Aquele era Fulssir, fato, mas nem Lili ou a ninfa sabiam disso. Lili pediu para que a sua guardiã a enraizasse no chão e ela assim o fez. Fulssir apenas se aproximou dela a ponto que ela pudesse abraçar seu focinho e depois ele fechou os olhos sentindo-a. Os dois ficaram assim por longos segundos, sem palavras ou outros gestos.
Numa sensação cada vez mais crescente de se completarem, Lili soltou da terra algumas de suas raízes e estendeu-as à Fulssir, este que respondeu ao gesto oferecendo-lhe uma de suas patas dianteiras. Sem hesitar ela cravou algumas de suas raízes nele e ambos se tornaram um só nesse momento.

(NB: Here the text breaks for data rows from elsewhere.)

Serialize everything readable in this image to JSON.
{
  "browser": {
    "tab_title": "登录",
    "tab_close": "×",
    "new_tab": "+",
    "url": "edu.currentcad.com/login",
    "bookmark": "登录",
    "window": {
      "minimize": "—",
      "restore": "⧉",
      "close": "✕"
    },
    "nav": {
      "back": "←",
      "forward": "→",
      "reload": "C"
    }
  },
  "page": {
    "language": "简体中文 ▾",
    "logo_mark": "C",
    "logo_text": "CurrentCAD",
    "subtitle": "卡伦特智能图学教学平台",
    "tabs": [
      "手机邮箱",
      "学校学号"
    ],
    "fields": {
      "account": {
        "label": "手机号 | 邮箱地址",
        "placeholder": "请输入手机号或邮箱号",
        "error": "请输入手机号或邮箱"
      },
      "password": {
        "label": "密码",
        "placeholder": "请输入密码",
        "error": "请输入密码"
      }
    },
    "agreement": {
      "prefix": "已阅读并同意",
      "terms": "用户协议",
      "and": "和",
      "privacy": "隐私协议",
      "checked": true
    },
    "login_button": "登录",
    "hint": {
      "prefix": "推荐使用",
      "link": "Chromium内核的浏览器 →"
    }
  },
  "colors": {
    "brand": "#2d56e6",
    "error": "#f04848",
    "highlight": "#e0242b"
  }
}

Talvez pela mistura da essência divina de Fulssir com a essência mágica de Lili, talvez pelo tamanho amor que existia entre os dois, talvez por uma benção dada por entidades que estavam olhando por eles, talvez por uma mistura de todas essas coisas... O que importa é que houve um clarão e que após esse clarão não haviam mais um lobo nem uma fada-flor. Haviam duas pessoas, um homem não tão alto com longos cabelos espalhados e ondulados, tanto os olhos quanto cabelos possuíam tonalidade azul marinha profunda e intensa. A mulher parecia ser mais jovem, também não muito baixa sendo praticamente da altura dele com cabelos lisos e bem escorridos, tanto os olhos quanto cabelos possuíam tonalidade verde musgo pura e viva.
Eram eles, Lili e Fulssir. A flor e o lobo que tanto se procuraram sem se conhecer e finalmente haviam se encontrado. A partir desse ponto eu não conheço mais a história, apenas faço especulações. Acredito que eles tenham se isolado em algum canto do mundo para passar o resto de suas eternidades juntos e felizes. Pelo menos não seria isso que vocês fariam no lugar deles?
Ah... Talvez agora vocês estejam se perguntando quem sou eu. Como eu posso afirmar com certeza que tudo que lhes contei é real? Será que eu poderia ser um dos protagonistas desse breve relato que apenas tenta espalhar sua própria história de amor? Ou talvez eu seja um filho que possui grande orgulho dos pais que tem? Poderia também ser uma ninfa incomum que presenciou todo o ocorrido... Ou apenas mais um dos loucos do mundo que presenciam coisas que poucos acreditam...
De qualquer forma minha identidade não importa. O que importa é que mesmo não acreditando na veracidade desse breve conto de fadas vocês pelo menos se sentiram envolvidos por esses dois personagens e no mínimo ou os invejaram ou se familiarizaram com ambos...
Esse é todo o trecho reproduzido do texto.